ContextGen: Contextual Layout Anchoring for Identity-Consistent Multi-Instance Generation
This addresses the problem of precise layout and identity control in multi-instance generation for AI image synthesis, representing a novel method rather than an incremental improvement.
The paper tackles the challenge of multi-instance image generation by introducing ContextGen, a Diffusion Transformer framework that uses layout and reference images to control object positions and preserve identities, achieving state-of-the-art results in control precision, identity fidelity, and visual quality.

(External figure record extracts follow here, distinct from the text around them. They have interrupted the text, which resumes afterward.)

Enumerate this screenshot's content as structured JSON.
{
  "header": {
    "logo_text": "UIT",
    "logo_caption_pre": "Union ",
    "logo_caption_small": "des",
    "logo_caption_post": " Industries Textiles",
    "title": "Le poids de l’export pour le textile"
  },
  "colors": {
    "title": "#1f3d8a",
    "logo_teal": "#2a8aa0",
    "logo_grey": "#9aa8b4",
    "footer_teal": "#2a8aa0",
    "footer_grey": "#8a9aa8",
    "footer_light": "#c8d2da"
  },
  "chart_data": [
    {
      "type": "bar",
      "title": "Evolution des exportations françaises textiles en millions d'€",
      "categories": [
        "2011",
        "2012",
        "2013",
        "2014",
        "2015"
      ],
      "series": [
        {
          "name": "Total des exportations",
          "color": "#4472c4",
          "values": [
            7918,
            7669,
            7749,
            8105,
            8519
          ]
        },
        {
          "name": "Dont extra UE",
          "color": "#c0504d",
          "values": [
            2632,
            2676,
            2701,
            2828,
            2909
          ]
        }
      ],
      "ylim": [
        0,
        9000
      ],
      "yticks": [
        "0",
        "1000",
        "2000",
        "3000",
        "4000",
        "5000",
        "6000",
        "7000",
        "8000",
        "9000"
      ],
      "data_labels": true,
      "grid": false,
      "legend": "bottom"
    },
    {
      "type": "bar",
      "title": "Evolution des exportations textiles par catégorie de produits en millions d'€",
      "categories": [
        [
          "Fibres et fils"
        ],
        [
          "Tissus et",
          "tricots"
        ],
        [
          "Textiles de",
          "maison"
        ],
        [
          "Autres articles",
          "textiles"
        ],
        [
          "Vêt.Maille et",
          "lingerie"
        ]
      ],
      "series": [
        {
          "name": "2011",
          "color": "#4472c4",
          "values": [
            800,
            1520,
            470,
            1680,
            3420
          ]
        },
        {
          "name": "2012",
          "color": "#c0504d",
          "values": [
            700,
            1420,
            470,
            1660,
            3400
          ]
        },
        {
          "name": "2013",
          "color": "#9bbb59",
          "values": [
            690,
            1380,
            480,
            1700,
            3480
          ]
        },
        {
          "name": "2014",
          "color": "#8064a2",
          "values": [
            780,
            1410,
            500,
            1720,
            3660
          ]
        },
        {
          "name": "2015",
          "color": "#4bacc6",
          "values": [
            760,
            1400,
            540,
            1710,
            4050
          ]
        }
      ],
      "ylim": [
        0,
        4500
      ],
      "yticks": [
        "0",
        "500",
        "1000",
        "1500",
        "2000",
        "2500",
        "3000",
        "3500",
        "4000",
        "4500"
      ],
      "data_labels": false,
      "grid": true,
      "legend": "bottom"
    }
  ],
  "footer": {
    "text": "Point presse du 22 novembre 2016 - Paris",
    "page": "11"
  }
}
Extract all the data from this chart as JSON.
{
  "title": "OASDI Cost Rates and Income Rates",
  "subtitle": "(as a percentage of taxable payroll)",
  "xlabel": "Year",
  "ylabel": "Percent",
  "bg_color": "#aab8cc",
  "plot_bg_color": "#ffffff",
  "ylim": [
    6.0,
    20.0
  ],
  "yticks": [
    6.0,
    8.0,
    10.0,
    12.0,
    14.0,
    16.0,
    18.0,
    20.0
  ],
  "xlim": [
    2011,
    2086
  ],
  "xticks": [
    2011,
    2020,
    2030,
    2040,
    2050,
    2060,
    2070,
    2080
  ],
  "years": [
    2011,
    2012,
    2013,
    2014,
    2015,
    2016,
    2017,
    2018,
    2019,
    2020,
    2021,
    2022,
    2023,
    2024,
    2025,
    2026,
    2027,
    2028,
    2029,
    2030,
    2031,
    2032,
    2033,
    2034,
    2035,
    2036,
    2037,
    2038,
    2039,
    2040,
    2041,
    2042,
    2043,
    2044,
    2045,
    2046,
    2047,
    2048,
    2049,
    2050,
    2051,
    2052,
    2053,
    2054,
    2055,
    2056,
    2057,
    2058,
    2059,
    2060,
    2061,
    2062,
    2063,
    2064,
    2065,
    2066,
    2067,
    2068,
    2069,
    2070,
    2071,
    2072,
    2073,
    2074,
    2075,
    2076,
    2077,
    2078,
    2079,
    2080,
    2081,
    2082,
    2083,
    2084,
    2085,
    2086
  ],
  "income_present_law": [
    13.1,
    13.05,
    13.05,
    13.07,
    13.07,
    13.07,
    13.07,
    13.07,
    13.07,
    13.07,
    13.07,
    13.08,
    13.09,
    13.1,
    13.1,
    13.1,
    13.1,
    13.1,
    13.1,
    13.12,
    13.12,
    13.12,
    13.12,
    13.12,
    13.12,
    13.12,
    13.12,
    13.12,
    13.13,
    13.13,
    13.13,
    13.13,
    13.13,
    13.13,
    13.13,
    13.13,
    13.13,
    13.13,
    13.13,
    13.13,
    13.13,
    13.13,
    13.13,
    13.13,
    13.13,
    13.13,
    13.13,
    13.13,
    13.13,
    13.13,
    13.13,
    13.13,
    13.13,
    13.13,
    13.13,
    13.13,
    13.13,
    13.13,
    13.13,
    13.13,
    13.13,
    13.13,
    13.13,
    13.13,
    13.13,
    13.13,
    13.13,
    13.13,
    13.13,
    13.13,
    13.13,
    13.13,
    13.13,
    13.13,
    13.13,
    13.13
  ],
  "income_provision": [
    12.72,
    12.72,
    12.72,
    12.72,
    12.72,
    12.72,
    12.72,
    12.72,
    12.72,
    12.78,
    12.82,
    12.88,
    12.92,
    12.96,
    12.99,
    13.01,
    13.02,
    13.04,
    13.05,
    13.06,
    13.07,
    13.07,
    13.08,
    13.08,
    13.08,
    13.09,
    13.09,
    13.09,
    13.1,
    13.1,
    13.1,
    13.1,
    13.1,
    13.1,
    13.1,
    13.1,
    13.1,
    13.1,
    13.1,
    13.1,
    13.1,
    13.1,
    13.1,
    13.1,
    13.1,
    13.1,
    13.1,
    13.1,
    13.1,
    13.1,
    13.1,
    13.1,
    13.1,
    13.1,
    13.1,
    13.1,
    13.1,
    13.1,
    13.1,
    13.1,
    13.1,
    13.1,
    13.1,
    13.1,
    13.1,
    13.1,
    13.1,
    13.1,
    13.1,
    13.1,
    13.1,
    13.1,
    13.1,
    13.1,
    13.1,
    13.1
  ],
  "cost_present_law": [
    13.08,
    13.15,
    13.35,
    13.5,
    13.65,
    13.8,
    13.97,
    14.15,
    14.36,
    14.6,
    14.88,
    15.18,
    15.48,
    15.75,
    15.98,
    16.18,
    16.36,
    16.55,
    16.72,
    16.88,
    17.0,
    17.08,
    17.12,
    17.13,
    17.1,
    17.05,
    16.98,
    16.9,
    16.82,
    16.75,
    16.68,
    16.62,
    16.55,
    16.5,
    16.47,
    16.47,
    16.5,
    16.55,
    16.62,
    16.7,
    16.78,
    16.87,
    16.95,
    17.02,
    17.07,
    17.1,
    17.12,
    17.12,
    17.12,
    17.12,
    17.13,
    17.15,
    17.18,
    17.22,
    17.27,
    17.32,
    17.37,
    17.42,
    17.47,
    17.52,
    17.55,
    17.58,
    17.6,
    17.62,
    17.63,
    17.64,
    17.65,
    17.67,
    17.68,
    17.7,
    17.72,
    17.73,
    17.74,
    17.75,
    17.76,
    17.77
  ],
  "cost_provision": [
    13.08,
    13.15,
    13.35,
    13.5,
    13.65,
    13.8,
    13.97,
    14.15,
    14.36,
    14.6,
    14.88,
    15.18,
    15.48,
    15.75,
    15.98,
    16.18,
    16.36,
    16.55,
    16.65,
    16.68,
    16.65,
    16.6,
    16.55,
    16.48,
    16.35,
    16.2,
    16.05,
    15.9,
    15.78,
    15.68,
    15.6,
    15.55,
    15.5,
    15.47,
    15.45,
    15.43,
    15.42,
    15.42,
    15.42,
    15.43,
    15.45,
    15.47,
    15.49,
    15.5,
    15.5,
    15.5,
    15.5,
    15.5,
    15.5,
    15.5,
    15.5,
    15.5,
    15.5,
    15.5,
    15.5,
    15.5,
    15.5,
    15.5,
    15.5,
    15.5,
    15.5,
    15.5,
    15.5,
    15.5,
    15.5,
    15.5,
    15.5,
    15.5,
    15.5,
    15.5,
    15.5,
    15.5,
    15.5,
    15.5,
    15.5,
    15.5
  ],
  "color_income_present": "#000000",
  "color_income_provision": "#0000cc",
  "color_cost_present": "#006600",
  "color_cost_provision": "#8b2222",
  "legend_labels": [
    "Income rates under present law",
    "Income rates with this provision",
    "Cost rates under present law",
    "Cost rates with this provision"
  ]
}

Multi-instance image generation (MIG) remains a significant challenge for modern diffusion models due to key limitations in achieving precise control over object layout and preserving the identity of multiple distinct subjects. To address these limitations, we introduce ContextGen, a novel Diffusion Transformer framework for multi-instance generation that is guided by both layout and reference images. Our approach integrates two key technical contributions: a Contextual Layout Anchoring (CLA) mechanism that incorporates the composite layout image into the generation context to robustly anchor the objects in their desired positions, and Identity Consistency Attention (ICA), an innovative attention mechanism that leverages contextual reference images to ensure the identity consistency of multiple instances. Recognizing the lack of large-scale, hierarchically-structured datasets for this task, we introduce IMIG-100K, the first dataset with detailed layout and identity annotations. Extensive experiments demonstrate that ContextGen sets a new state-of-the-art, outperforming existing methods in control precision, identity fidelity, and overall visual quality.